ROCHESTER — For the past two years, hotels and restaurants here have been hit hard as tourism plummeted.
Almost three-quarters of tourists come to visit Mayo Clinic. The pandemic and lockdown forced hospitals, including Mayo, to limit patients and focus only on emergency procedures.
That hurt the local tourism scene, even after Minnesota lifted a moratorium on nonemergency services in May 2020 and Mayo Clinic resumed regular operations.
Now, even with the pandemic far from over, local business owners feel their fortunes turning.
"The Great American Reconnection is right here on the horizon," said Joe Ward, president of Experience Rochester. "People want to get together."
Rochester tourism officials are touting expanded opportunities for Med City visitors and area businesses and attractions say they're ready for an anticipated rise in tourism in 2022.

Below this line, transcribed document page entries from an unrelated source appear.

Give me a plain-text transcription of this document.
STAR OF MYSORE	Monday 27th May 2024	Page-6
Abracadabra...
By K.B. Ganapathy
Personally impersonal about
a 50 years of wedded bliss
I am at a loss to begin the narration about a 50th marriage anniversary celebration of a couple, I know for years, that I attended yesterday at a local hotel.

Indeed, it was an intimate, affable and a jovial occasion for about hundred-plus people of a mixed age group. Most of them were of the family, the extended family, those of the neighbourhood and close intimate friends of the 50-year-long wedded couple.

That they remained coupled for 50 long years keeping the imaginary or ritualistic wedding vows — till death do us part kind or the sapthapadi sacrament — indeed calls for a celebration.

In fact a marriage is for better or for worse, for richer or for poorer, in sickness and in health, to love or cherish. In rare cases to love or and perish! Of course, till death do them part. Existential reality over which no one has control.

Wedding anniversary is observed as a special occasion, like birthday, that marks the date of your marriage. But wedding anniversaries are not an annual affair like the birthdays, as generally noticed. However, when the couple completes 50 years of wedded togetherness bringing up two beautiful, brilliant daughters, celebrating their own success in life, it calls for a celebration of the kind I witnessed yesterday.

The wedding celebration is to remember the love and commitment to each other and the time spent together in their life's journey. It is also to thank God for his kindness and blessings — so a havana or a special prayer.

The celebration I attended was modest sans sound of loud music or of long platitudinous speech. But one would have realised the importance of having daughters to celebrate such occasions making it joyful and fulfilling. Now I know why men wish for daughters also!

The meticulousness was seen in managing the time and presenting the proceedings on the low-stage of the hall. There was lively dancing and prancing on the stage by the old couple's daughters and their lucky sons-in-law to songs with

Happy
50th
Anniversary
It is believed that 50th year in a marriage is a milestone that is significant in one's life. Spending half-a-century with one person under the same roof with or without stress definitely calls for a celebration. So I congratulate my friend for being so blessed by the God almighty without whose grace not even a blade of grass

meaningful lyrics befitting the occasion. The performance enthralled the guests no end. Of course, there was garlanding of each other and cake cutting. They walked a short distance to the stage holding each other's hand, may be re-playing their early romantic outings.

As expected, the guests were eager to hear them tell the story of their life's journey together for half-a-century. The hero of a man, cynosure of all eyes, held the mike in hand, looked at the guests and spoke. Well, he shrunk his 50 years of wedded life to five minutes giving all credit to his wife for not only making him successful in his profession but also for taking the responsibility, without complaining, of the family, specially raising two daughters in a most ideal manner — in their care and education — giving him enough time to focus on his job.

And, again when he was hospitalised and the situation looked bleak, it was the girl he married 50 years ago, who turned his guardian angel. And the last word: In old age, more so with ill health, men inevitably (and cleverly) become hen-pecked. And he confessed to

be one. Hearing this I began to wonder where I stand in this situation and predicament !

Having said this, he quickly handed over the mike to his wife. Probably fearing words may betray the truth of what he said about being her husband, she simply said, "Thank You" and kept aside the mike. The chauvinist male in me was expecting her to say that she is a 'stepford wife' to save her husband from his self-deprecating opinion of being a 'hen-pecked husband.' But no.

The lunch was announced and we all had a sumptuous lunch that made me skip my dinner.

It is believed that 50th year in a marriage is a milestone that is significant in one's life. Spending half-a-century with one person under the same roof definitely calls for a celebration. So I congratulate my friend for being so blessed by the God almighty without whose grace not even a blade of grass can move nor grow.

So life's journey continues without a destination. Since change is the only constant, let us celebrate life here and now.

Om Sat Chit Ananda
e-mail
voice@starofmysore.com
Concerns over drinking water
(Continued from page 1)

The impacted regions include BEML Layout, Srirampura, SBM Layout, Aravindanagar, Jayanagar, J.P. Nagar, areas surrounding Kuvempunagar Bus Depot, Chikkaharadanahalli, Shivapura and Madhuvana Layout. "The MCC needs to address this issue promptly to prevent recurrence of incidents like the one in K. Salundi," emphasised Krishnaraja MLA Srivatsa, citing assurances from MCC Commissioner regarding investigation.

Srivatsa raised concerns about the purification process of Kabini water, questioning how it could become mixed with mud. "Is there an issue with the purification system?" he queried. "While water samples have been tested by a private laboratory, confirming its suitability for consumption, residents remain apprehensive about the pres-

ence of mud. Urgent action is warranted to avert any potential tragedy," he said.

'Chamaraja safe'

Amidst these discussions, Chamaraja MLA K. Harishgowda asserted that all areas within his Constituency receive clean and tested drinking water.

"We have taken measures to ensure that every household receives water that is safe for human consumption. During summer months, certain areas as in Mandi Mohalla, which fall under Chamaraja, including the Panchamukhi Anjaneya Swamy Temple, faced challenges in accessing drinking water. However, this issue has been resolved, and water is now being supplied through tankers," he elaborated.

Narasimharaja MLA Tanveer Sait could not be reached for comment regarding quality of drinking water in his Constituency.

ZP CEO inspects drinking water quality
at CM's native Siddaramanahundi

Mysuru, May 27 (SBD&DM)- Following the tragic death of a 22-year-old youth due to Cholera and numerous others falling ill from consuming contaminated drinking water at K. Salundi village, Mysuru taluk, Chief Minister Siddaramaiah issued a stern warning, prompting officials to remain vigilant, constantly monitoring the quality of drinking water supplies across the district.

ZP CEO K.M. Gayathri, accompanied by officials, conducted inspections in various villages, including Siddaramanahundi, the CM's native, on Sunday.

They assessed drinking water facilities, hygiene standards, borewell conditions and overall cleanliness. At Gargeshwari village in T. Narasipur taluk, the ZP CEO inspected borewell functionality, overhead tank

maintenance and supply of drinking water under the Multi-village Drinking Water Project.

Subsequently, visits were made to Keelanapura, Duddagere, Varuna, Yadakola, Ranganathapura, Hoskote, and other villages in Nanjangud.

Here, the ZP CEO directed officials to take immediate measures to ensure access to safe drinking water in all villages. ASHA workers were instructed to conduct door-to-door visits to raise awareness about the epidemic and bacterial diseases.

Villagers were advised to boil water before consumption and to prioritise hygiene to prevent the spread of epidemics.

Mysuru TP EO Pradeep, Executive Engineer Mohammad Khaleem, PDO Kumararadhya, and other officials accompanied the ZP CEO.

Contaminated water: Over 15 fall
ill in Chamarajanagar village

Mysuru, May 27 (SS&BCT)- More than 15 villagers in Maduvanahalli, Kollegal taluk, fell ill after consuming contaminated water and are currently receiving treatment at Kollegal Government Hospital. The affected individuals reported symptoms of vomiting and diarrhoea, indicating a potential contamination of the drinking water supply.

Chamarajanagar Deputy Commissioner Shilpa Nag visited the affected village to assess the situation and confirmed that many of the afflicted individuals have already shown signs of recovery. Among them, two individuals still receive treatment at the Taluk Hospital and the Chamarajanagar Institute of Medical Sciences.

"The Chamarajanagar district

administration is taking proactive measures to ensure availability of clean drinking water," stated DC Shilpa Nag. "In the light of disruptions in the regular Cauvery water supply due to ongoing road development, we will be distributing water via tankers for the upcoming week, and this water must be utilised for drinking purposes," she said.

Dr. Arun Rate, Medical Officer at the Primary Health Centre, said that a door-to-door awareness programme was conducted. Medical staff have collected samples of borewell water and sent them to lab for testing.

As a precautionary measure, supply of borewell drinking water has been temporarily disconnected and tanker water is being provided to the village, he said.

Local hotel revenue is closing in on pre-pandemic levels. Rochester's occupancy rate fell by 40% in 2020 compared with the previous year, but those numbers are ticking back up. The most recent state lodging report showed Rochester's March occupancy rate at 49.2%, almost 20% higher than that of March 2021.
Rochester added four hotels over the past three years, though some projects were in the works before 2020. That includes Hotel Indigo, which was a Holiday Inn before California-based EKN Development Group bought it in 2018 for renovation and rebranding. The additions bring Rochester's total hotel rooms to more than 5,700 as of 2021.